Other crimes will also require specific focus. Child abduction is a major area, while Jordash highlighted extensive third-person reports of sexual violence in detention centres as a form of torture. A large number of interviewees, he said, have reported others being raped and abused. A dedicated sexual violence unit will investigate this extremely sensitive issue.
“So far, the prosecution is at the very beginning of these investigations,” said Jordash. “We’re hoping that, over the next three to four months, the investigation can look not into uncovering everything but into building a coherent and convincing case against the upper management of the Kherson occupation authority, and possibly higher to Russia itself.”
BRINGING JUSTICE
The total number of alleged war crimes currently registered in Kherson is 10,926, out of a national figure of nearly 70,000.
Although these numbers represent reported incidents rather than cases, this presents a daunting challenge, especially with the war still under way.
“Kherson is a frontline region, and a lot of people have left. Battles are still being fought,” said Kovalenko. “So, we definitely do not have full information about what is going on… We understand the numbers are much, much bigger.”
Documentation is hard to obtain, and perpetrators, mostly in Russia, will be hard to identify and all-but-impossible to put in the dock.
So far, 17 people have been charged in seven cases. Four cases have been brought to court, with six defendants, both Russian and Ukrainian citizens. Only one, a Russian, is in custody.
Under Ukraine law, trials in absentia with court-appointed representation will be held where defendants are not available.
It is early days. But Kovalenko is clear that the process is a long-term one, in no small part dependant on a successful end to the war.
“Charging [Russian soldiers] with crimes and putting them to answer for those crimes will be possible when we have victory against the Russian Federation,” he says. “After that, we are going have access to the documents of the military detachments which were in Ukraine and in Kherson region.
“We are moving towards the situation when every Russian soldier who committed war crimes has to know that he will be prosecuted and punished.
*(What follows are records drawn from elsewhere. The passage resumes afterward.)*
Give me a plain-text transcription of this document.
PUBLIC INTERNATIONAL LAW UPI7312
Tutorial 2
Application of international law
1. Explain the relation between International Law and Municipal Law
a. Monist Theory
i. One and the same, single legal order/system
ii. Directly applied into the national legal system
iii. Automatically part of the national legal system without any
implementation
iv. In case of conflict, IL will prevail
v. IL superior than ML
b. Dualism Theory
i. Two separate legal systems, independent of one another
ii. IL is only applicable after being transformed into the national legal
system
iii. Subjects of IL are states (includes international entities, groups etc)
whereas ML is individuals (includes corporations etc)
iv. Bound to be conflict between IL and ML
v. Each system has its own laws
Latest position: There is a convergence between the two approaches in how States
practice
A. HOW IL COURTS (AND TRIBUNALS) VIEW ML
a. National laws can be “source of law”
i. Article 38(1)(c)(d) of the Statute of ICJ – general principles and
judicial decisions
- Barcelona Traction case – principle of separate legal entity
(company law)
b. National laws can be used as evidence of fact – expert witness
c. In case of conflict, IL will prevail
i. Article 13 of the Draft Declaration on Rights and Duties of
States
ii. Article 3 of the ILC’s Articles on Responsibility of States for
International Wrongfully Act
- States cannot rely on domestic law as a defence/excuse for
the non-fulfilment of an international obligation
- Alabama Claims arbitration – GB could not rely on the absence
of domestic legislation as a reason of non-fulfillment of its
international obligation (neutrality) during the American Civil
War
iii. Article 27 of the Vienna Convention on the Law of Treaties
We do not have any forecasts . . . [but] we know that our work may continue for years, possibly for dozens of years, the same as it was after WWII.”
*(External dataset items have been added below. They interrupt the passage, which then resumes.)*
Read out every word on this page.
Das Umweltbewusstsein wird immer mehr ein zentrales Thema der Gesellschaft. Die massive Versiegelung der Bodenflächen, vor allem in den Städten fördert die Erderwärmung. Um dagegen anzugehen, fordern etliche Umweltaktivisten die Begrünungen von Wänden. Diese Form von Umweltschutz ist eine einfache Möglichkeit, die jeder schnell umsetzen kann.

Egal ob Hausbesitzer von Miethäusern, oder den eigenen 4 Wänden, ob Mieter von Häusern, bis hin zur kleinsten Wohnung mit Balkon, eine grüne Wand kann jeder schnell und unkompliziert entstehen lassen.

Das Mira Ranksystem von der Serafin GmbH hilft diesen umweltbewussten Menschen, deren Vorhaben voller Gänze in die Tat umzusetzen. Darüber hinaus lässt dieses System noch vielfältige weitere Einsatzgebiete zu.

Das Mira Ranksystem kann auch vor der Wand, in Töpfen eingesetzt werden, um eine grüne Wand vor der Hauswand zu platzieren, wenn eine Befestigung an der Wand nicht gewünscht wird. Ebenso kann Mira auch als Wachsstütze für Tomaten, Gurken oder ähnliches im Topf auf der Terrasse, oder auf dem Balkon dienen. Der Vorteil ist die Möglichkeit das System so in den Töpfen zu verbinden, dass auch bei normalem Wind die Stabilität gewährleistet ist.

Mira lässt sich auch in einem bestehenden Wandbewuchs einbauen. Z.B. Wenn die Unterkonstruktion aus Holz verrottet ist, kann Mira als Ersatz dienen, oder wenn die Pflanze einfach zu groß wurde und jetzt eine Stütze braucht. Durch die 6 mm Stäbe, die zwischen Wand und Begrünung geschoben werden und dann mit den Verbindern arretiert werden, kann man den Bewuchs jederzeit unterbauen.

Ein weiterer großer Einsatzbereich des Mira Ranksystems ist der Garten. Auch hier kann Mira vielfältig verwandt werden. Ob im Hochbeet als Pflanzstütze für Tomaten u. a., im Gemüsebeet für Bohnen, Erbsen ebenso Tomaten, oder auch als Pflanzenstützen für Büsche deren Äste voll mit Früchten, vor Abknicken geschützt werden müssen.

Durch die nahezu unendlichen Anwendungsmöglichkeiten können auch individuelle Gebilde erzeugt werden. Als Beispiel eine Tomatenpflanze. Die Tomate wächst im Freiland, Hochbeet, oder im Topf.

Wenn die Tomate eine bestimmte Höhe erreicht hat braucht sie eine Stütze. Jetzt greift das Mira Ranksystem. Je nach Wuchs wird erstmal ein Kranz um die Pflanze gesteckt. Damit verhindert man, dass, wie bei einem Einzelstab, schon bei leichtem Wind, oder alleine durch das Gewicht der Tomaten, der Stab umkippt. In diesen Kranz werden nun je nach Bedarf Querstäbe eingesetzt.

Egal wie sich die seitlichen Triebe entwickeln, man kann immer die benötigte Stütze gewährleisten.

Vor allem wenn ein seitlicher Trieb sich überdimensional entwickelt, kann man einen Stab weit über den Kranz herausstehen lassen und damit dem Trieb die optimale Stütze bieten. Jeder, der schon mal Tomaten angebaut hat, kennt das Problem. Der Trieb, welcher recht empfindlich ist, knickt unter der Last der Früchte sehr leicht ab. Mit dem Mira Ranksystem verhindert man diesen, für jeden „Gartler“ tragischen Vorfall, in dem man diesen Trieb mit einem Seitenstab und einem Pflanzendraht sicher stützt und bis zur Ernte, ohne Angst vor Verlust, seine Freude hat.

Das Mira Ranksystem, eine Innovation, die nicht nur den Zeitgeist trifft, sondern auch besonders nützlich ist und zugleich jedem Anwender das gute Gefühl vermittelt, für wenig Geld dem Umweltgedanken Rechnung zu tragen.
Yeryomenko – herself wounded in the market attack – has so far been too afraid to return to Mayakovs’koho, where the police station is located, to give evidence.
“As soon as the shelling stops, I will go there, I will testify. But no, not earlier,” she said.
Yet for her, the process of securing justice for what has happened in Kherson is not only essential, but urgent.
“After the war, after victory, I want all of them to be held responsible for their actions,” she said. “And I want it to happen as soon as possible because every day people die. Every day we are shelled. Every day somebody's house is on fire.”